5 Hal Ini Membuat Anak Malas Terbuka pada Orang tua

Kids

fiaindriokusumo・10 Mar 2021

detail-thumb

Bagaimana bisa membuat anak mau terbuka dan jujur, kalau kita terus melakukan 5 kesalahan berikut ini yang membuat anak malas bercerita dan terbuka.

Salah satu hal yang selalu saya inginkan dari dulu setelah memiliki anak adalah, saya bisa menjalin komunikasi yang baik, terbuka dengan anak-anak. Saya bisa menjadi orang yang dipercaya oleh mereka. Sayalah yang akan mereka cari ketika mereka ada masalah atau butuh teman curhat. Puji Tuhan, saat ini bisa dibilang anak-anak cukup terbuka dengan saya. Mulai dari urusan taksir-taksir lawan jenis, urusan sekolah, sampai curhat masalah sepele. Saya bersyukur banget untuk hal itu, karena faktanya tidak semua orang tua seberuntung saya.

Berdasarkan pengalaman dan juga informasi dari dr Jiemi Ardian, Psikiater di RS Siloam Bogor, ada lima hal yang pada akhirnya membuat anak merasa enggan dan malas untuk terbuka dan bercerita pada orang tuanya. Ini membuat anak memilih menyimpan sendiri atau menceritakan ke orang lain. Apa saja lima hal tersebut?
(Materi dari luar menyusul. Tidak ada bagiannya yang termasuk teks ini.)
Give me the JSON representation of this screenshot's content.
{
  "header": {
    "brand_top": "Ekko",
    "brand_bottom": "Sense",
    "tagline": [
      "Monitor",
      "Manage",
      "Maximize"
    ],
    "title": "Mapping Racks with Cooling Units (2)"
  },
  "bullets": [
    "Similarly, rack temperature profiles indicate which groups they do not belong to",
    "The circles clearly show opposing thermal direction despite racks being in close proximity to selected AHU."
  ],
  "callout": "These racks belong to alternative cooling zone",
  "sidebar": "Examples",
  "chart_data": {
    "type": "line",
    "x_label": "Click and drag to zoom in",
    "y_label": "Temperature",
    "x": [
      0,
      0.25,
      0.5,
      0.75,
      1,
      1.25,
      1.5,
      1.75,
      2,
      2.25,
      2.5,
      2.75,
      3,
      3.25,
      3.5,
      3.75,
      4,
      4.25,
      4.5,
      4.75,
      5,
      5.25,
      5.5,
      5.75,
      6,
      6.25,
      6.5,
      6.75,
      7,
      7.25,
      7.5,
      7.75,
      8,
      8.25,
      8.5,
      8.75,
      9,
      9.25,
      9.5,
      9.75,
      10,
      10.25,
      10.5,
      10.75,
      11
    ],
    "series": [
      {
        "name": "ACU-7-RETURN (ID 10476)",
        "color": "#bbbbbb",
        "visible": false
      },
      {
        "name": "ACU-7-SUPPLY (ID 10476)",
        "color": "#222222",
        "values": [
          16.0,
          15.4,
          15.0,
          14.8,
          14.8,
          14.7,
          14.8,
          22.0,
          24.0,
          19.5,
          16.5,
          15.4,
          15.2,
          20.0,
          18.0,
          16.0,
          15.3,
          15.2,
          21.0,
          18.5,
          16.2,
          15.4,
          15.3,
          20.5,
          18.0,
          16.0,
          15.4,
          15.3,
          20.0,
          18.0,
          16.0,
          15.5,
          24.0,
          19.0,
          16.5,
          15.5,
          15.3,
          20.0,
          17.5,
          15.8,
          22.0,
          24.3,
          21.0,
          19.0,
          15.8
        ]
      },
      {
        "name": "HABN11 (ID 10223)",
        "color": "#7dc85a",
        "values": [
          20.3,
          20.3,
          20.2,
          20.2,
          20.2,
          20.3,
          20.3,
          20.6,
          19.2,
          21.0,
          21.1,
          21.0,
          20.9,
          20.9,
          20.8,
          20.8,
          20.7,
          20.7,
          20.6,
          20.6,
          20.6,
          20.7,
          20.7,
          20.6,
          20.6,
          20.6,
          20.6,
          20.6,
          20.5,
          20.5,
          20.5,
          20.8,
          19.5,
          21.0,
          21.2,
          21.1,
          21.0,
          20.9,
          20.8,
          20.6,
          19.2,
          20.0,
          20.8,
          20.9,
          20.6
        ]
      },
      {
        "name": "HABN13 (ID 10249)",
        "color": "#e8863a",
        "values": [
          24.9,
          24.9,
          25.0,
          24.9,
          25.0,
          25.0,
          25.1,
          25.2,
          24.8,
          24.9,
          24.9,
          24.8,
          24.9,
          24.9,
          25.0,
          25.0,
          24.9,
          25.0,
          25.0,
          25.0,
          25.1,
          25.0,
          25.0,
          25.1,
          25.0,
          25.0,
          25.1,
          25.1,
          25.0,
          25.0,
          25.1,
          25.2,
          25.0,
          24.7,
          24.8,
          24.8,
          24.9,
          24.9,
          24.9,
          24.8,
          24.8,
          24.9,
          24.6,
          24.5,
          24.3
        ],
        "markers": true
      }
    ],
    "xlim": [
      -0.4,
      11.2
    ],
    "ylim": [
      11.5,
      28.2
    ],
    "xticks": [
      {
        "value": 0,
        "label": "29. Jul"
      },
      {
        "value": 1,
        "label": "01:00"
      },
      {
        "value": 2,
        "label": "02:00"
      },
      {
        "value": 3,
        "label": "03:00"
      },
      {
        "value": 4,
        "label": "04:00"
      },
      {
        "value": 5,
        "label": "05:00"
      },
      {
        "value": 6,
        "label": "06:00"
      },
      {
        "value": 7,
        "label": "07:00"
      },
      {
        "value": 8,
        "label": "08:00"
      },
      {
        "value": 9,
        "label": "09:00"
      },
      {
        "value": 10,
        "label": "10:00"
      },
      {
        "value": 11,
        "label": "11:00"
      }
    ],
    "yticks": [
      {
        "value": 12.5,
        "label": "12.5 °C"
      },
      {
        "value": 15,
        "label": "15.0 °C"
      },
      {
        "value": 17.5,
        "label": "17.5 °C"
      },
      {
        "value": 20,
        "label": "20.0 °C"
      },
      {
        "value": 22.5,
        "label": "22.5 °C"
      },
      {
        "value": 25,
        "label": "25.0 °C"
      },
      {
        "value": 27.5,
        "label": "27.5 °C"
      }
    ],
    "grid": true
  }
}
Diambil dari instagram dokter Jiemi di sini berikut 5 hal yang membuat anak akhirnya berhenti bercerita:

  • Abaikan cerita yang anak sampaikan
  • Kesibukan  seringkali membuat kita mengabaikan anak ketika mereka bercerita. Mendengarkan sambil lalu (atau bahkan tidak mendengarkan sama sekali) kemudian memberikan respon, hah, heh, hah, heh bahkan nggak sadar ketika anak sudah selesai bercerita. Anak akan merasa dia tidak didengar dan diabaikan. Berikutnya? Tentu saja anak malas untuk bercerita, karena merasa tidak ada gunanya.

    2. Tidak menganggap penting cerita yang anak sampaikan

    Pahami bahwa skala penting bagi kita orang tua, dan bagi anak itu bisa berbeda. Cerita sepele menurut kita, bisa jadi merupakan cerita yang sangat penting untuk anak. Yang menurut kita anak bisa menyelesaikan sendiri, namun menurut anak, dia tidak mampu dan butuh saran dari orang tuanya. Ketika kita memberikan respon seperti misalanya "Apaan sih dek, begitu aja kok diceritain," atau "Masa kayak gitu kamu anggap penting sih, buang-buang waktu mama, deh." maka jangan heran kalau anak akan mencari tempat lain untuk berbagi cerita dan mencari solusi.

    3. Membandingkan anak dengan kesuksesan kita dulu kemudian meremehkannya

    "Ya ampun nak, begitu doang aja udah bangga. Mama tuh dulu seumur kamu, udah begini lho ...."

    Mungkin maksudnya membuat anak tidak mudah merasa cepat puas diri, tapi kalimat yang dipilih malah membuat anak merasa tidak dihargai untuk usahanya dan merasa diremehkan serta dibandingkan. Kita aja nggak mau kan dibandingkan dengan kakak atau adik kita, maka hal yang sama juga berlaku pada anak. Jangan mematikan semangat anak, hargai setiap usaha kecil yang dia lakukan.

    4. Menolak dan memarahi anak ketika butuh bantuan psikolog atau psikiater

    Anak-anak sekarang memang sudah lebih kritis dan paham mengenai mental health issue. Inilah yang membuat anak sekarang tidak ragu memutuskan untuk pergi ke psikolog. Maka, ketika anak datang dengan beban atau masalah yang dia hadapi dan merasa butuh bantuan ahli, jangan memarahinya dan menganggap dia berlebihan. Lalu memutuskan cukup cerita ke mama maka semua masalah selesai. Kita nggak tahu lho apa yang sebenar-benarnya dia rasakan. Siapa tahu ada hal-hal yang ingin dia ceritakan ke orang lain, tanpa sepengetahuan orang tuanya. Daripada salah memilih orang, lebih baik ke ahlinya langsung kan?

    Baca juga: Daftar Tempat Konsultasi Psikologi di Jabodetabek

    5. Tidak percaya ketika anak mengatakan dia tidak baik-baik saja

    Saat anak sudah mengatakan bahwa dirinya sedang tidak baik-baik saja, itu tandanya memang anak sedang tidak baik. Dengarkan dan tanyakan apa yang dia butuhkan. Jangan malah menganggap anak lemah atau cemen. Respon yang salah bisa membuat anak semakin terpuruk secara emosi dan mental.